Шоненбауму понадобилось два дня, чтобы разобраться в путаных речах бедняги. После освобождения, которое он объяснял временными разногласиями между антисемитами, Глюкман затаился в высокогорьях Анд, ожидая, что события вот-вот примут привычный ход, и надеясь, что, выдавая себя за погонщика со склонов Сьерры, он сумеет избежать гестапо. Всякий раз, как Шоненбаум принимался растолковывать ему, что нет больше никакого гестапо, что Гитлер мертв, а Германия разделена, тот лишь пожимал плечами: уж он-де знает что почем, его на мякине не проведешь. Когда же, отчаявшись, Шоненбаум показал ему фотографии Израиля: школы, армию, бесстрашных и доверчивых юношей и девушек, – Глюкман в ответ затянул заупокойную молитву и принялся оплакивать безвинных жертв, которых враги вынудили собраться вместе, как в варшавском гетто, чтобы легче было с ними расправиться.

Что Глюкман слаб рассудком, Шоненбаум знал давно; вернее, рассудок его оказался менее крепким, нежели тело, и не выдержал зверских пыток, выпавших на его долю. В лагере он был излюбленной жертвой эсэсовца Шультце, садиста, прошедшего многоэтапный отбор и показавшего себя достойным высокого доверия. По неведомой причине Шультце сделал несчастного Глюкмана козлом отпущения, и никто из заключенных уже не верил, что Глюкман выйдет живым из его лап.

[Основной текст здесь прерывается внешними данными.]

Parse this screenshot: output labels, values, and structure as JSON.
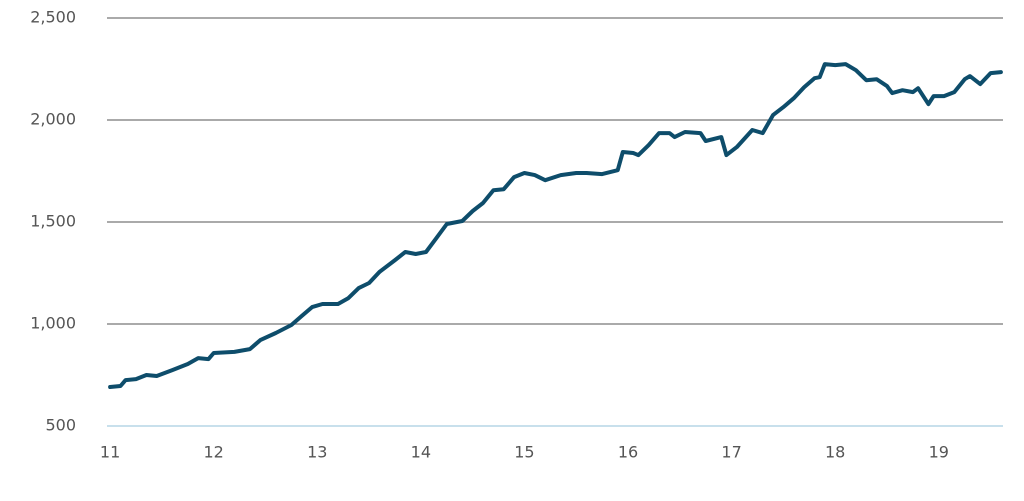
{
  "chart_data": {
    "type": "line",
    "x": [
      11.0,
      11.1,
      11.15,
      11.25,
      11.35,
      11.45,
      11.6,
      11.75,
      11.85,
      11.95,
      12.0,
      12.2,
      12.35,
      12.45,
      12.6,
      12.75,
      12.85,
      12.95,
      13.05,
      13.2,
      13.3,
      13.4,
      13.5,
      13.6,
      13.75,
      13.85,
      13.95,
      14.05,
      14.15,
      14.25,
      14.4,
      14.5,
      14.6,
      14.7,
      14.8,
      14.9,
      15.0,
      15.1,
      15.2,
      15.35,
      15.5,
      15.6,
      15.75,
      15.9,
      15.95,
      16.05,
      16.1,
      16.2,
      16.3,
      16.4,
      16.45,
      16.55,
      16.7,
      16.75,
      16.9,
      16.95,
      17.05,
      17.2,
      17.3,
      17.4,
      17.5,
      17.6,
      17.7,
      17.8,
      17.85,
      17.9,
      18.0,
      18.1,
      18.2,
      18.3,
      18.4,
      18.5,
      18.55,
      18.65,
      18.75,
      18.8,
      18.9,
      18.95,
      19.05,
      19.15,
      19.25,
      19.3,
      19.4,
      19.5,
      19.6
    ],
    "values": [
      691,
      696,
      725,
      730,
      750,
      745,
      774,
      804,
      833,
      828,
      858,
      863,
      877,
      921,
      956,
      995,
      1039,
      1083,
      1098,
      1098,
      1127,
      1176,
      1201,
      1255,
      1313,
      1353,
      1343,
      1353,
      1421,
      1490,
      1505,
      1554,
      1593,
      1656,
      1661,
      1720,
      1740,
      1730,
      1705,
      1730,
      1740,
      1740,
      1735,
      1754,
      1843,
      1838,
      1828,
      1877,
      1936,
      1936,
      1916,
      1941,
      1936,
      1897,
      1916,
      1828,
      1867,
      1951,
      1936,
      2024,
      2063,
      2107,
      2161,
      2205,
      2210,
      2274,
      2269,
      2274,
      2244,
      2195,
      2200,
      2166,
      2132,
      2146,
      2137,
      2156,
      2078,
      2117,
      2117,
      2137,
      2200,
      2215,
      2176,
      2230,
      2235
    ],
    "color": "#0e4d6b",
    "xlim": [
      10.97,
      19.62
    ],
    "xticks": [
      11,
      12,
      13,
      14,
      15,
      16,
      17,
      18,
      19
    ],
    "ylim": [
      500,
      2500
    ],
    "yticks": [
      500,
      {
        "value": 1000,
        "label": "1,000"
      },
      {
        "value": 1500,
        "label": "1,500"
      },
      {
        "value": 2000,
        "label": "2,000"
      },
      {
        "value": 2500,
        "label": "2,500"
      }
    ],
    "grid": true
  }
}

Как и Шоненбаум, Глюкман был портным. И хотя пальцы его утратили былую ловкость, вскоре он вновь обрел достаточно сноровки, чтобы включиться в работу, и тогда «парижский портной» смог наконец взяться за заказы, которых с каждым днем становилось все больше. Глюкман никогда ни с кем не разговаривал и работал, забившись в темный угол, сидя на полу за прилавком, скрывавшим его от посторонних глаз. Выходил он только ночью и отправлялся проведать лам; он долго и любовно гладил их по жесткой шерсти, и глаза его при этом светились знанием какой-то страшной истины, абсолютным всепониманием, которое подкреплялось мелькавшей на его лице хитрой и надменной улыбкой. Дважды он пытался бежать: в первый раз, когда Шоненбаум заметил как-то походя, что минула шестнадцатая годовщина крушения гитлеровской Германии; во второй раз, когда пьяный индеец принялся горланить под окном, что-де «великий вождь сойдет с вершин и приберет наконец всё к рукам».

Только полгода спустя после их встречи, незадолго до Йом Кипур, в Глюкмане что-то переменилось. Он вдруг обрел уверенность в себе, почти безмятежность, будто освободился от чего-то. Даже перестал прятаться от посетителей. А однажды утром, войдя в ателье, Шоненбаум услышал и вовсе невероятное: Глюкман пел. Вернее, тихо мурлыкал себе под нос старый еврейский мотивчик, привезенный откуда-то с российских окраин. Глюкман быстро зыркнул на своего друга, послюнявил нитку, вдел ее в иголку и продолжал гнусавить слащаво-заунывную мелодию. Для Шоненбаума забрезжил луч надежды: неужто кошмарные воспоминания оставили наконец беднягу?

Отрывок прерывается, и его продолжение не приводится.